Atitude Popular

Flávio ataca STF e associa Lula ao crime organizado sem apresentar provas

Da Redação

O senador Flávio Bolsonaro voltou a elevar o tom contra o Supremo Tribunal Federal e contra o governo federal ao associar, sem apresentar provas, o Presidente Lula e o ministro do STF, Flávio Dino, ao crime organizado. As declarações ocorreram durante participação em evento político e fazem parte da estratégia adotada por setores do bolsonarismo de ampliar os ataques ao Judiciário em meio às investigações relacionadas à tentativa de golpe de Estado e aos processos que atingem aliados do ex-presidente Jair Bolsonaro.

Durante sua fala, Flávio afirmou que haveria uma suposta relação entre integrantes do governo e organizações criminosas, mas não apresentou documentos, investigações ou elementos concretos que sustentassem as acusações.

As declarações se somam a uma série de ataques direcionados ao STF nos últimos anos. Desde a derrota eleitoral de Jair Bolsonaro em 2022, ministros da Corte passaram a ocupar posição central no discurso de lideranças bolsonaristas, especialmente em temas ligados aos inquéritos sobre desinformação, atos antidemocráticos e tentativa de ruptura institucional.

O discurso também ocorre em um momento de reorganização da direita para as eleições de 2026. Com Jair Bolsonaro inelegível, diferentes lideranças disputam protagonismo político e espaço junto à base conservadora.

Ataques ao STF se tornam bandeira permanente

A crítica ao Supremo tornou-se um dos principais elementos de mobilização do bolsonarismo.
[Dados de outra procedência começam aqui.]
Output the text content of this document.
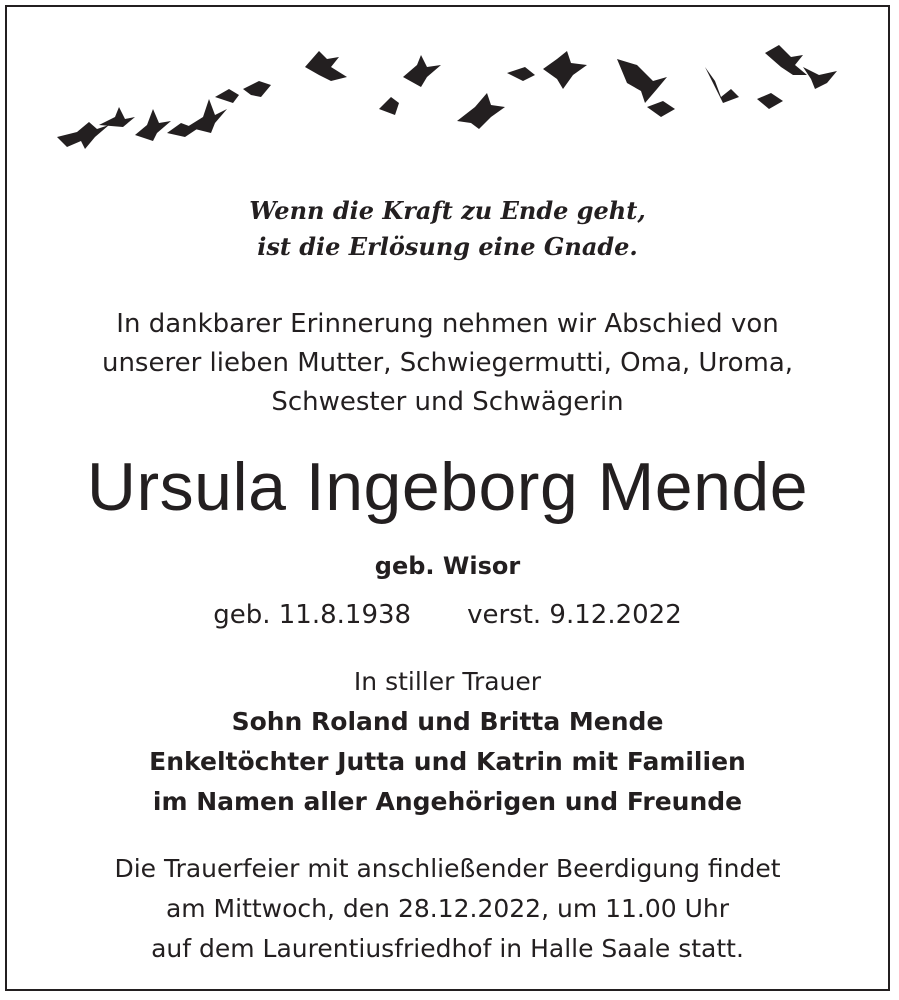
Wenn die Kraft zu Ende geht,
ist die Erlösung eine Gnade.
In dankbarer Erinnerung nehmen wir Abschied von
unserer lieben Mutter, Schwiegermutti, Oma, Uroma,
Schwester und Schwägerin
Ursula Ingeborg Mende
geb. Wisor
geb. 11.8.1938 verst. 9.12.2022
In stiller Trauer
Sohn Roland und Britta Mende
Enkeltöchter Jutta und Katrin mit Familien
im Namen aller Angehörigen und Freunde
Die Trauerfeier mit anschließender Beerdigung findet
am Mittwoch, den 28.12.2022, um 11.00 Uhr
auf dem Laurentiusfriedhof in Halle Saale statt.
Ao longo dos últimos anos, parlamentares e influenciadores ligados ao ex-presidente passaram a defender mudanças na composição da Corte, limitações aos poderes dos ministros e até propostas de impeachment contra magistrados.

Especialistas em direito constitucional apontam que críticas às decisões judiciais fazem parte do debate democrático, mas alertam que acusações sem provas contra integrantes das instituições podem contribuir para o desgaste da confiança pública e alimentar conflitos políticos permanentes.

O STF, por sua vez, tornou-se protagonista de decisões que atingiram diretamente o entorno bolsonarista, incluindo investigações sobre financiamento de atos antidemocráticos, disseminação de notícias falsas e articulações golpistas.

Enquanto isso, no Ceará…

A retórica contra o Supremo também encontrou espaço fora do bolsonarismo tradicional. Em maio deste ano, o ex-ministro e ex-governador Ciro Gomes afirmou que o senador cearense Eduardo Girão Wagner deveria chegar ao Senado para “pôr freio no STF”.

A declaração foi feita durante evento político no Ceará e chamou atenção por aproximar o discurso de Ciro de uma pauta frequentemente utilizada por setores da direita e da extrema direita. A fala ocorreu em meio ao processo de aproximação do pedetista com lideranças conservadoras e segmentos evangélicos que vêm ganhando influência em sua estratégia política.

O episódio reforçou uma mudança observada por analistas políticos nos últimos anos: críticas ao Supremo, antes concentradas principalmente em setores bolsonaristas, passaram a aparecer também em discursos de figuras que historicamente ocupavam outros espaços do espectro político.

A disputa de 2026

Os ataques ao STF e a tentativa de transformar o Judiciário em tema central do debate eleitoral indicam que a relação entre política e instituições deverá ocupar papel importante na campanha de 2026.

Enquanto setores do bolsonarismo buscam mobilizar sua base por meio da crítica permanente aos ministros da Corte, o governo Lula e seus aliados defendem a preservação das instituições que reagiram às tentativas de ruptura democrática registradas após as eleições de 2022.

Nesse cenário, a disputa eleitoral tende a ultrapassar temas econômicos e sociais, alcançando também o papel das instituições, os limites dos poderes da República e a memória recente dos episódios que marcaram a crise democrática brasileira.